ACCEPTABILITY OF THE ASSAY:
The absolute OD570 of the negative control tissues in the MTT-test is an indicator of tissue viability obtained in the testing laboratory after the shipping and storing procedure and under specific conditions of the assay. Tissue viability met the acceptance criterion if the mean OD570 of the two tissues in both treatment intervals was ≥ 0.8.
The assay met the acceptance criterion if mean relative tissue viability of the positive control was ≤ 30%.

Results and discussion

In vitro

Resultsopen allclose all

In vivo

Irritant / corrosive response data:

After exposure to the test item cobalt naphthenate the relative absorbance values were decreased to 95.6% after 3 minutes. After the 1 hour exposure relative absorbance values were reduced to 74.0%. Both values did not exceed the threshold for corrosivity of 50% for the 3 minutes exposure and 15% for the 1 hour exposure. Therefore, the test item was not considered to be corrosive.

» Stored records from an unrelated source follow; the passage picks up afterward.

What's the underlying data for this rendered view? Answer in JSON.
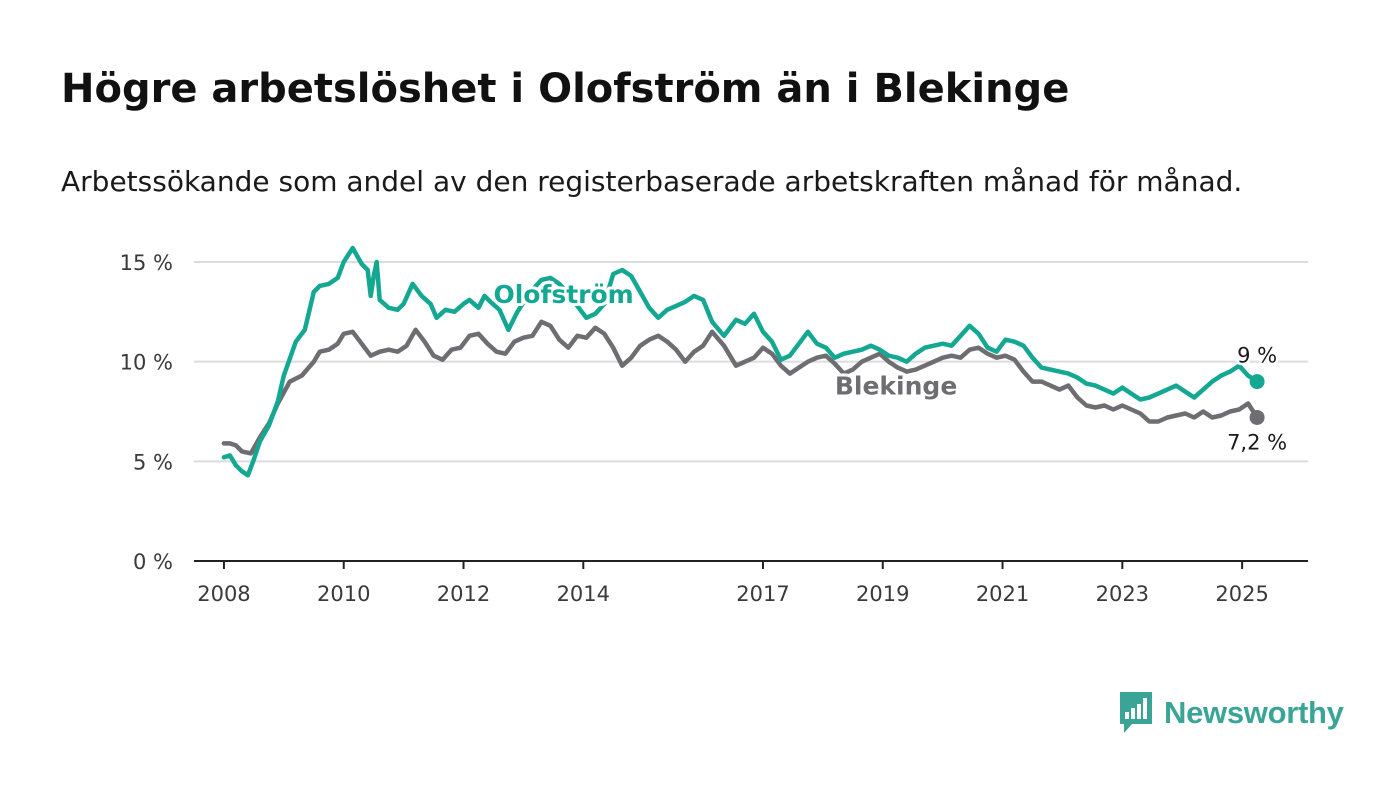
{
  "header": {
    "title": "Högre arbetslöshet i Olofström än i Blekinge",
    "subtitle": "Arbetssökande som andel av den registerbaserade arbetskraften månad för månad."
  },
  "branding": {
    "name": "Newsworthy",
    "color": "#3aa597",
    "icon": "bar-chart-speech-bubble-icon"
  },
  "chart_data": {
    "type": "line",
    "x_unit": "year (decimal)",
    "xlim": [
      2007.5,
      2026.1
    ],
    "ylim": [
      0,
      15
    ],
    "x_ticks": [
      2008,
      2010,
      2012,
      2014,
      2017,
      2019,
      2021,
      2023,
      2025
    ],
    "x_tick_labels": [
      "2008",
      "2010",
      "2012",
      "2014",
      "2017",
      "2019",
      "2021",
      "2023",
      "2025"
    ],
    "y_ticks": [
      0,
      5,
      10,
      15
    ],
    "y_tick_labels": [
      "0 %",
      "5 %",
      "10 %",
      "15 %"
    ],
    "grid": "horizontal",
    "series": [
      {
        "name": "Olofström",
        "color": "#14a893",
        "end_label": "9 %",
        "x": [
          2008.0,
          2008.1,
          2008.2,
          2008.3,
          2008.4,
          2008.5,
          2008.6,
          2008.75,
          2008.9,
          2009.0,
          2009.2,
          2009.35,
          2009.5,
          2009.6,
          2009.75,
          2009.9,
          2010.0,
          2010.15,
          2010.3,
          2010.4,
          2010.45,
          2010.5,
          2010.55,
          2010.6,
          2010.75,
          2010.9,
          2011.0,
          2011.15,
          2011.3,
          2011.45,
          2011.55,
          2011.7,
          2011.85,
          2012.0,
          2012.1,
          2012.25,
          2012.35,
          2012.45,
          2012.6,
          2012.75,
          2012.9,
          2013.05,
          2013.15,
          2013.3,
          2013.45,
          2013.6,
          2013.75,
          2013.9,
          2014.05,
          2014.2,
          2014.35,
          2014.5,
          2014.65,
          2014.8,
          2014.95,
          2015.1,
          2015.25,
          2015.4,
          2015.55,
          2015.7,
          2015.85,
          2016.0,
          2016.15,
          2016.35,
          2016.55,
          2016.7,
          2016.85,
          2017.0,
          2017.15,
          2017.3,
          2017.45,
          2017.6,
          2017.75,
          2017.9,
          2018.05,
          2018.2,
          2018.35,
          2018.5,
          2018.65,
          2018.8,
          2018.95,
          2019.1,
          2019.25,
          2019.4,
          2019.55,
          2019.7,
          2019.85,
          2020.0,
          2020.15,
          2020.3,
          2020.45,
          2020.6,
          2020.75,
          2020.9,
          2021.05,
          2021.2,
          2021.35,
          2021.5,
          2021.65,
          2021.8,
          2021.95,
          2022.1,
          2022.25,
          2022.4,
          2022.55,
          2022.7,
          2022.85,
          2023.0,
          2023.15,
          2023.3,
          2023.45,
          2023.6,
          2023.75,
          2023.9,
          2024.05,
          2024.2,
          2024.35,
          2024.5,
          2024.65,
          2024.8,
          2024.95,
          2025.1,
          2025.25
        ],
        "values": [
          5.2,
          5.3,
          4.8,
          4.5,
          4.3,
          5.1,
          6.0,
          6.8,
          8.0,
          9.3,
          11.0,
          11.6,
          13.5,
          13.8,
          13.9,
          14.2,
          15.0,
          15.7,
          14.9,
          14.6,
          13.3,
          14.3,
          15.0,
          13.1,
          12.7,
          12.6,
          12.9,
          13.9,
          13.3,
          12.9,
          12.2,
          12.6,
          12.5,
          12.9,
          13.1,
          12.7,
          13.3,
          13.0,
          12.6,
          11.6,
          12.5,
          13.2,
          13.6,
          14.1,
          14.2,
          13.9,
          13.4,
          12.8,
          12.2,
          12.4,
          12.9,
          14.4,
          14.6,
          14.3,
          13.5,
          12.7,
          12.2,
          12.6,
          12.8,
          13.0,
          13.3,
          13.1,
          12.0,
          11.3,
          12.1,
          11.9,
          12.4,
          11.5,
          11.0,
          10.1,
          10.3,
          10.9,
          11.5,
          10.9,
          10.7,
          10.2,
          10.4,
          10.5,
          10.6,
          10.8,
          10.6,
          10.3,
          10.2,
          10.0,
          10.4,
          10.7,
          10.8,
          10.9,
          10.8,
          11.3,
          11.8,
          11.4,
          10.7,
          10.5,
          11.1,
          11.0,
          10.8,
          10.2,
          9.7,
          9.6,
          9.5,
          9.4,
          9.2,
          8.9,
          8.8,
          8.6,
          8.4,
          8.7,
          8.4,
          8.1,
          8.2,
          8.4,
          8.6,
          8.8,
          8.5,
          8.2,
          8.6,
          9.0,
          9.3,
          9.5,
          9.8,
          9.3,
          9.0
        ]
      },
      {
        "name": "Blekinge",
        "color": "#6e6e72",
        "end_label": "7,2 %",
        "x": [
          2008.0,
          2008.1,
          2008.2,
          2008.3,
          2008.45,
          2008.6,
          2008.75,
          2008.9,
          2009.1,
          2009.3,
          2009.5,
          2009.6,
          2009.75,
          2009.9,
          2010.0,
          2010.15,
          2010.3,
          2010.45,
          2010.6,
          2010.75,
          2010.9,
          2011.05,
          2011.2,
          2011.35,
          2011.5,
          2011.65,
          2011.8,
          2011.95,
          2012.1,
          2012.25,
          2012.4,
          2012.55,
          2012.7,
          2012.85,
          2013.0,
          2013.15,
          2013.3,
          2013.45,
          2013.6,
          2013.75,
          2013.9,
          2014.05,
          2014.2,
          2014.35,
          2014.5,
          2014.65,
          2014.8,
          2014.95,
          2015.1,
          2015.25,
          2015.4,
          2015.55,
          2015.7,
          2015.85,
          2016.0,
          2016.15,
          2016.35,
          2016.55,
          2016.7,
          2016.85,
          2017.0,
          2017.15,
          2017.3,
          2017.45,
          2017.6,
          2017.75,
          2017.9,
          2018.05,
          2018.2,
          2018.35,
          2018.5,
          2018.65,
          2018.8,
          2018.95,
          2019.1,
          2019.25,
          2019.4,
          2019.55,
          2019.7,
          2019.85,
          2020.0,
          2020.15,
          2020.3,
          2020.45,
          2020.6,
          2020.75,
          2020.9,
          2021.05,
          2021.2,
          2021.35,
          2021.5,
          2021.65,
          2021.8,
          2021.95,
          2022.1,
          2022.25,
          2022.4,
          2022.55,
          2022.7,
          2022.85,
          2023.0,
          2023.15,
          2023.3,
          2023.45,
          2023.6,
          2023.75,
          2023.9,
          2024.05,
          2024.2,
          2024.35,
          2024.5,
          2024.65,
          2024.8,
          2024.95,
          2025.1,
          2025.25
        ],
        "values": [
          5.9,
          5.9,
          5.8,
          5.5,
          5.4,
          6.2,
          6.9,
          7.9,
          9.0,
          9.3,
          10.0,
          10.5,
          10.6,
          10.9,
          11.4,
          11.5,
          10.9,
          10.3,
          10.5,
          10.6,
          10.5,
          10.8,
          11.6,
          11.0,
          10.3,
          10.1,
          10.6,
          10.7,
          11.3,
          11.4,
          10.9,
          10.5,
          10.4,
          11.0,
          11.2,
          11.3,
          12.0,
          11.8,
          11.1,
          10.7,
          11.3,
          11.2,
          11.7,
          11.4,
          10.7,
          9.8,
          10.2,
          10.8,
          11.1,
          11.3,
          11.0,
          10.6,
          10.0,
          10.5,
          10.8,
          11.5,
          10.8,
          9.8,
          10.0,
          10.2,
          10.7,
          10.4,
          9.8,
          9.4,
          9.7,
          10.0,
          10.2,
          10.3,
          9.9,
          9.4,
          9.6,
          10.0,
          10.2,
          10.4,
          10.0,
          9.7,
          9.5,
          9.6,
          9.8,
          10.0,
          10.2,
          10.3,
          10.2,
          10.6,
          10.7,
          10.4,
          10.2,
          10.3,
          10.1,
          9.5,
          9.0,
          9.0,
          8.8,
          8.6,
          8.8,
          8.2,
          7.8,
          7.7,
          7.8,
          7.6,
          7.8,
          7.6,
          7.4,
          7.0,
          7.0,
          7.2,
          7.3,
          7.4,
          7.2,
          7.5,
          7.2,
          7.3,
          7.5,
          7.6,
          7.9,
          7.2
        ]
      }
    ]
  }
}
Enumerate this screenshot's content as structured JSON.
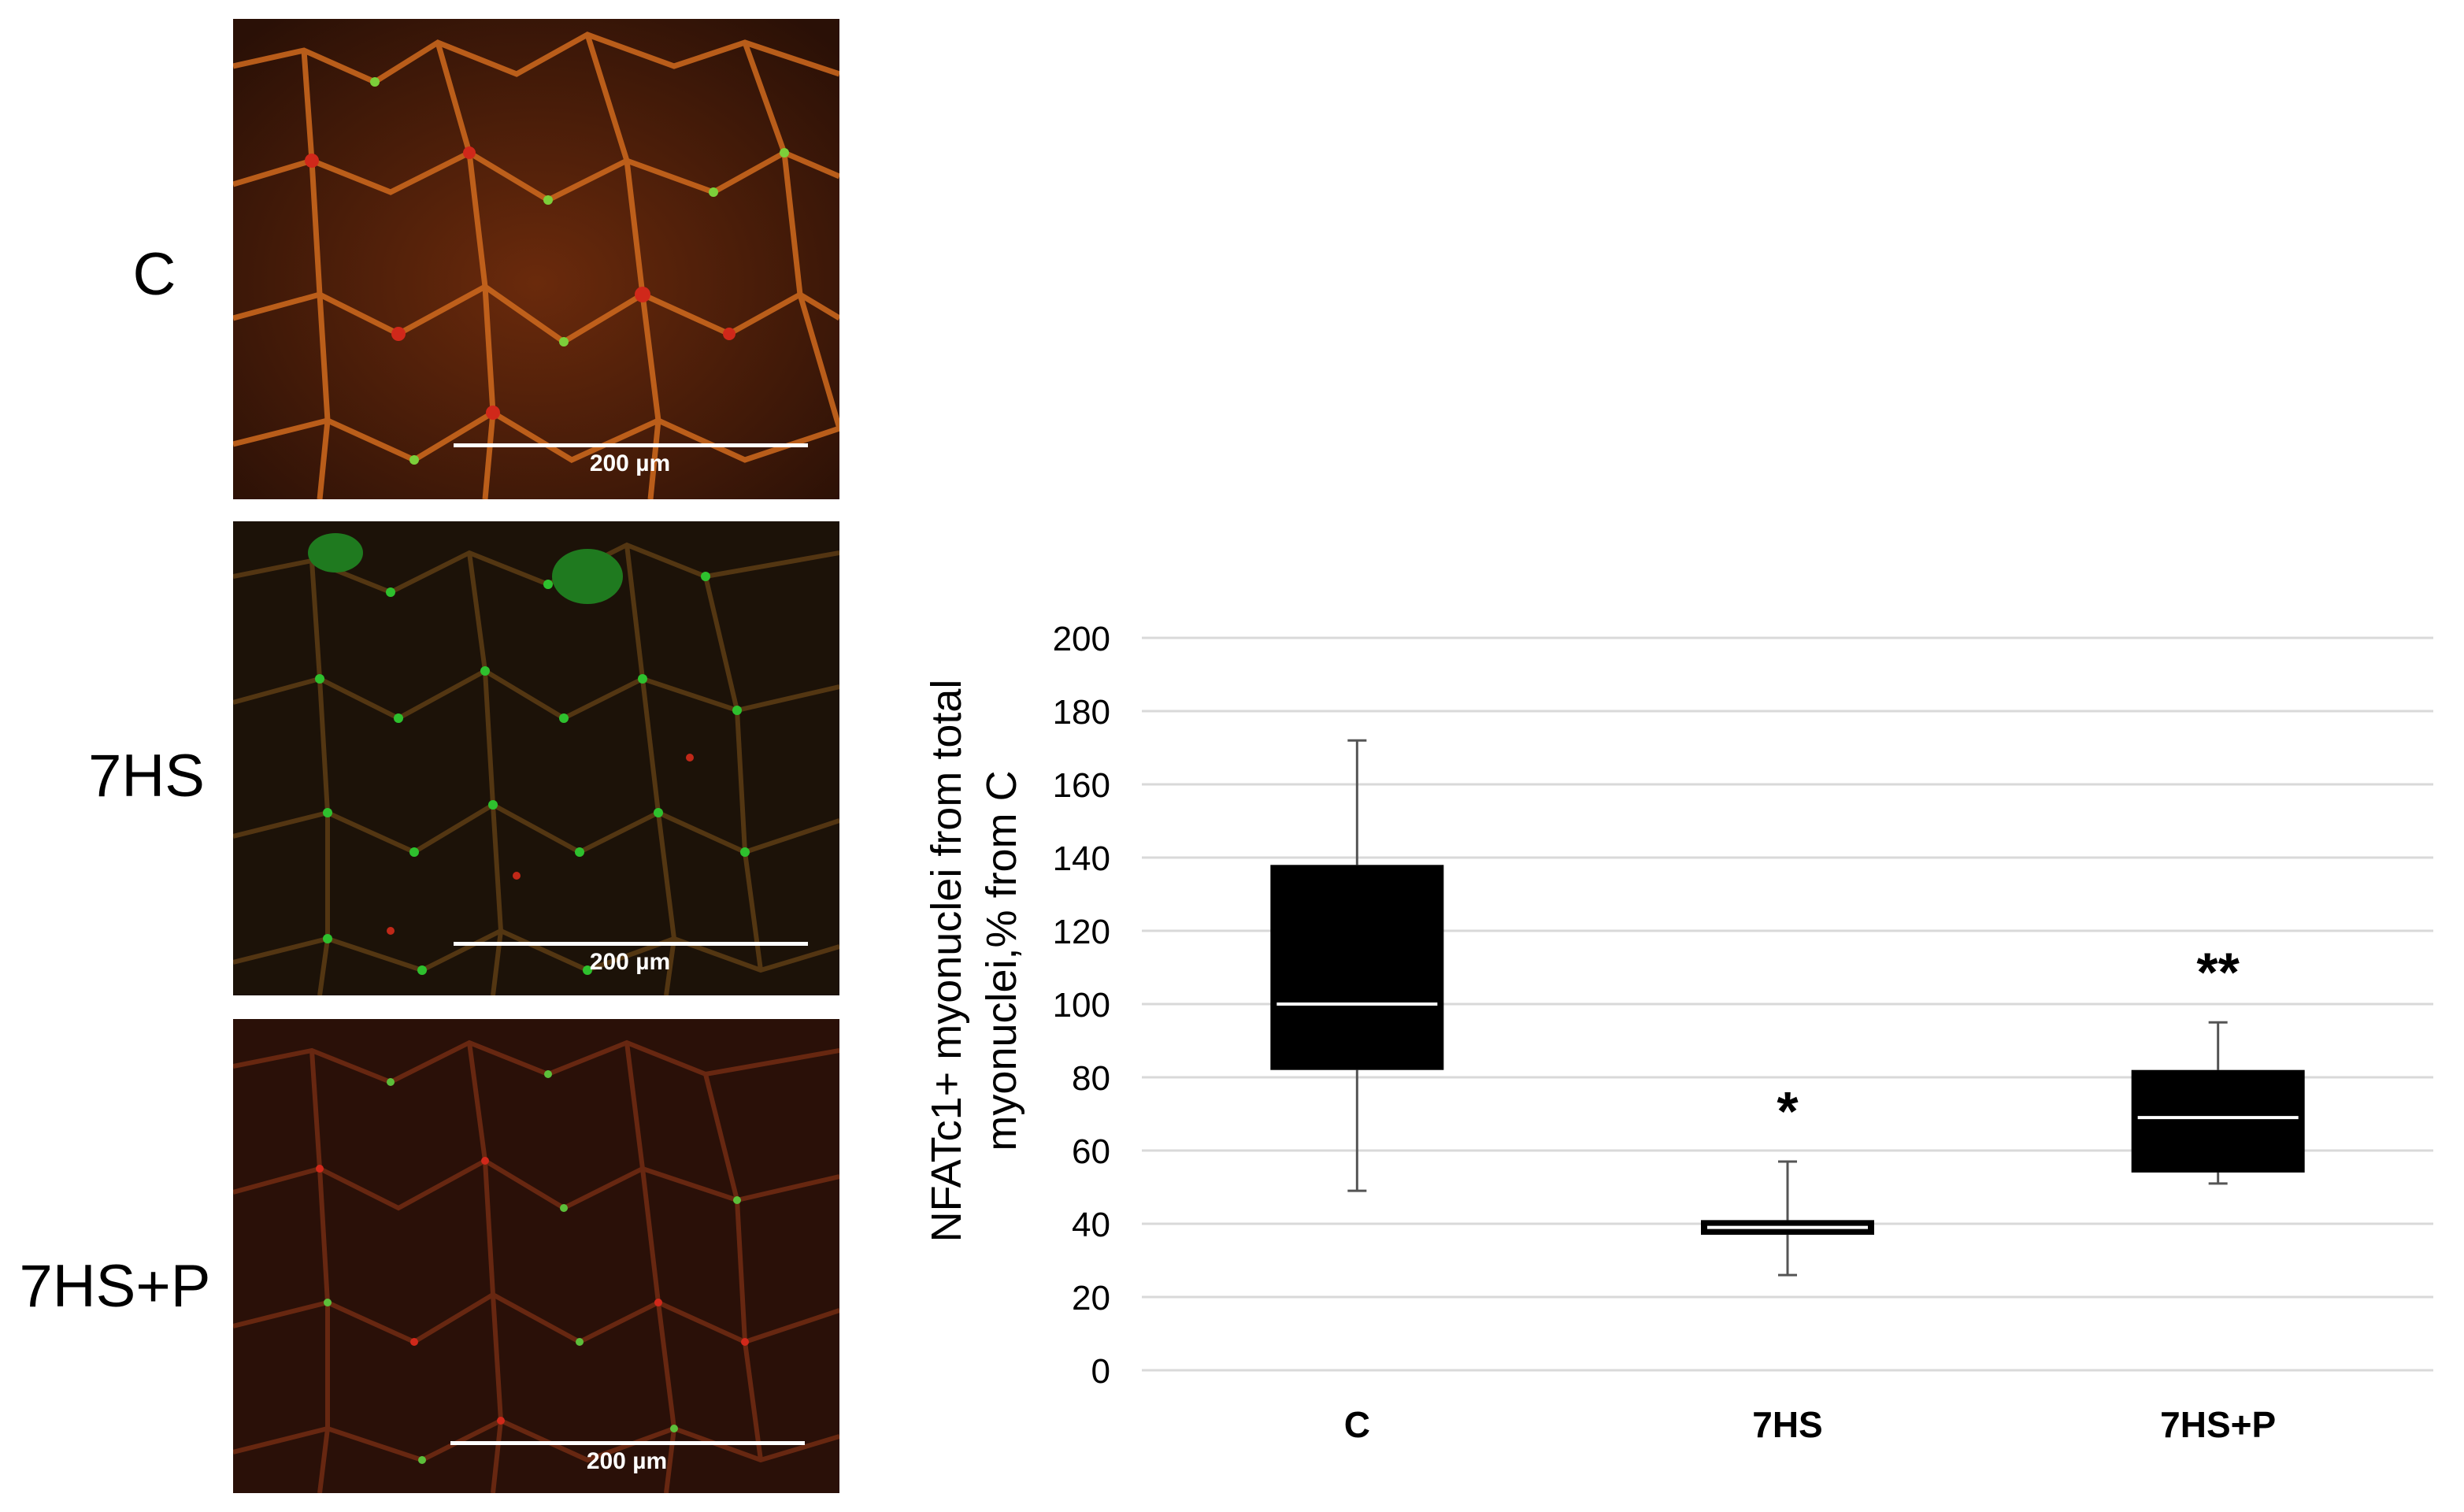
{
  "panels": [
    {
      "label": "C",
      "scale": "200 µm"
    },
    {
      "label": "7HS",
      "scale": "200 µm"
    },
    {
      "label": "7HS+P",
      "scale": "200 µm"
    }
  ],
  "colors": {
    "box_fill": "#000000",
    "median_line": "#ffffff",
    "whisker": "#555555",
    "gridline": "#d9d9d9",
    "stain_membrane": "#d0281a",
    "stain_nuclei": "#2ec02e"
  },
  "chart_data": {
    "type": "box",
    "title": "",
    "xlabel": "",
    "ylabel_lines": [
      "NFATc1+ myonuclei from total",
      "myonuclei,% from C"
    ],
    "ylim": [
      0,
      200
    ],
    "yticks": [
      0,
      20,
      40,
      60,
      80,
      100,
      120,
      140,
      160,
      180,
      200
    ],
    "grid": true,
    "categories": [
      "C",
      "7HS",
      "7HS+P"
    ],
    "boxes": [
      {
        "category": "C",
        "min": 49,
        "q1": 82,
        "median": 100,
        "q3": 138,
        "max": 172,
        "annotation": ""
      },
      {
        "category": "7HS",
        "min": 26,
        "q1": 37,
        "median": 39,
        "q3": 41,
        "max": 57,
        "annotation": "*"
      },
      {
        "category": "7HS+P",
        "min": 51,
        "q1": 54,
        "median": 69,
        "q3": 82,
        "max": 95,
        "annotation": "**"
      }
    ]
  }
}
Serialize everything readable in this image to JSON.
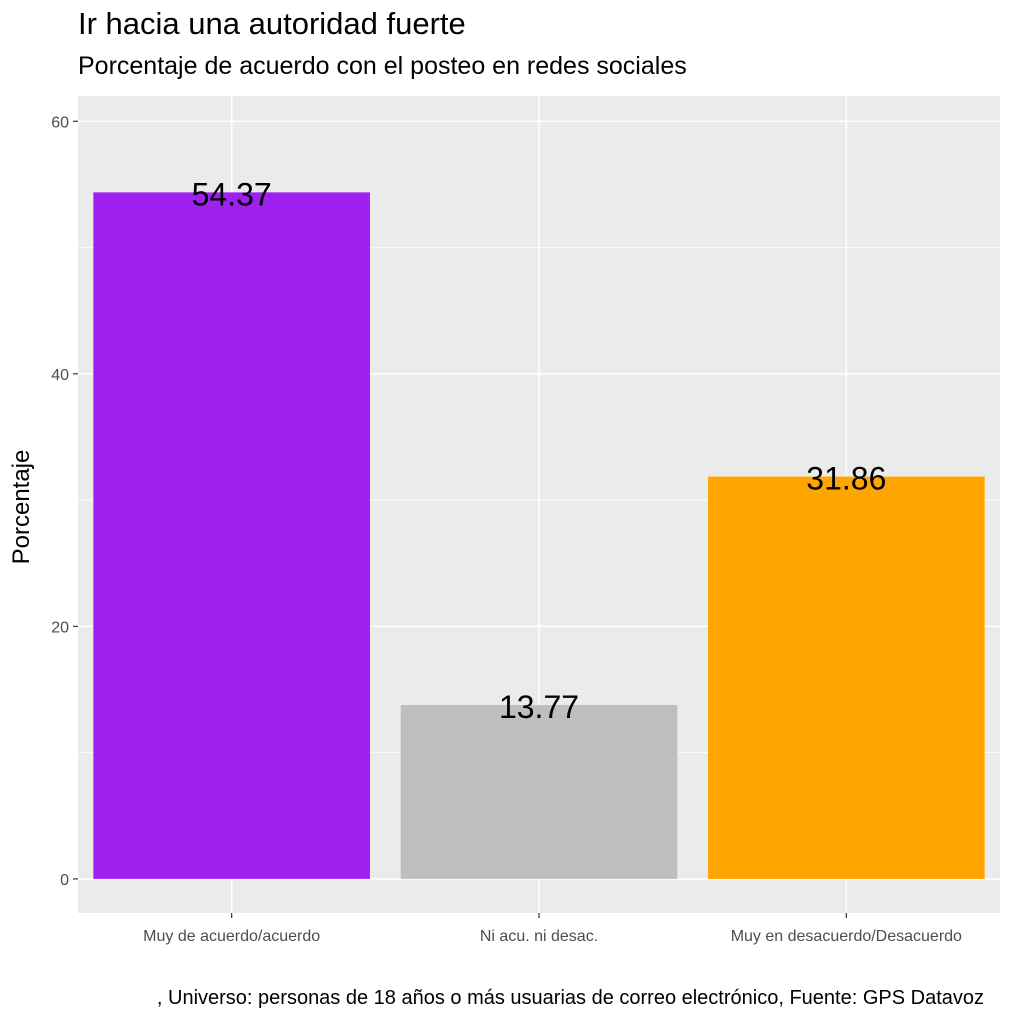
{
  "chart_data": {
    "type": "bar",
    "title": "Ir hacia una autoridad fuerte",
    "subtitle": "Porcentaje de acuerdo con el posteo en redes sociales",
    "caption": ", Universo: personas de 18 años o más usuarias de correo electrónico, Fuente: GPS Datavoz",
    "xlabel": "",
    "ylabel": "Porcentaje",
    "categories": [
      "Muy de acuerdo/acuerdo",
      "Ni acu. ni desac.",
      "Muy en desacuerdo/Desacuerdo"
    ],
    "values": [
      54.37,
      13.77,
      31.86
    ],
    "data_labels": [
      "54.37",
      "13.77",
      "31.86"
    ],
    "colors": [
      "#A020F0",
      "#BEBEBE",
      "#FFA500"
    ],
    "ylim": [
      -2.7,
      62
    ],
    "yticks": [
      0,
      20,
      40,
      60
    ],
    "grid": true,
    "panel_background": "#EBEBEB",
    "legend": "none"
  }
}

Any other information on results incl. tables

Results

Results after treatment with cobalt naphthenate

Dose group	Exposure interval	Absorbance 570 nm tissue 1	Absorbance 570 nm tissue 2	Mean absorbance of 2 tissues	Rel. absorbance (% of negative control)
Negative control	3 min	1.266	1.116	1.191	100.0
Positive control	3 min	0.109	0.064	0.086	7.2
Cobalt naphthenate	3 min	1.164	1.113	1.139	95.6
Negative control	1 hour	1.260	1.195	1.227	100.0
Positive control	1 hour	0.009	0.009	0.009	0.7
Cobalt naphthenate	1 hour	0.911	0.906	0.909	74.0

The optical evaluation of the MTT-reducing capacity of the test item after 1 hour incubation with MTT-reagent did not show evidence of a blue colour and thereby was not considered to be an MTT reducer.

Historical data:

3 minutes treatment:

Positive control		Negative control
Number of studies	59	Number of studies	59
Period	March 2009 – May 2010	Period	March 2009 – May 2010
Mean viability	12.0 %	Mean OD	1.278
Standard deviation	7.06 %	Standard deviation	0.241
Range of viabilities	33 % - 5 %	Range of ODs	0.9 – 2.0

60 minutes treatment:

Positive control		Negative control
Number of studies	59	Number of studies	59
Period	March 2009 – May 2010	Period	March 2009 – May 2010
Mean viability	2.19 %	Mean OD	1.235
Standard deviation	3.43 %	Standard deviation	0.233
Range of viabilities	16% - 0.5 %	Range of ODs	0.8 – 1.8

Applicant's summary and conclusion

Interpretation of results:

other: Test item was not classified as corrosive to the skin.

Remarks:

Criteria used for interpretation of results: EU

Conclusions:

The test item Cobalt naphthenate was non corrosive to skin according to Regulation (EC) No.: 1272/2008 and Directive 67/548/EEC.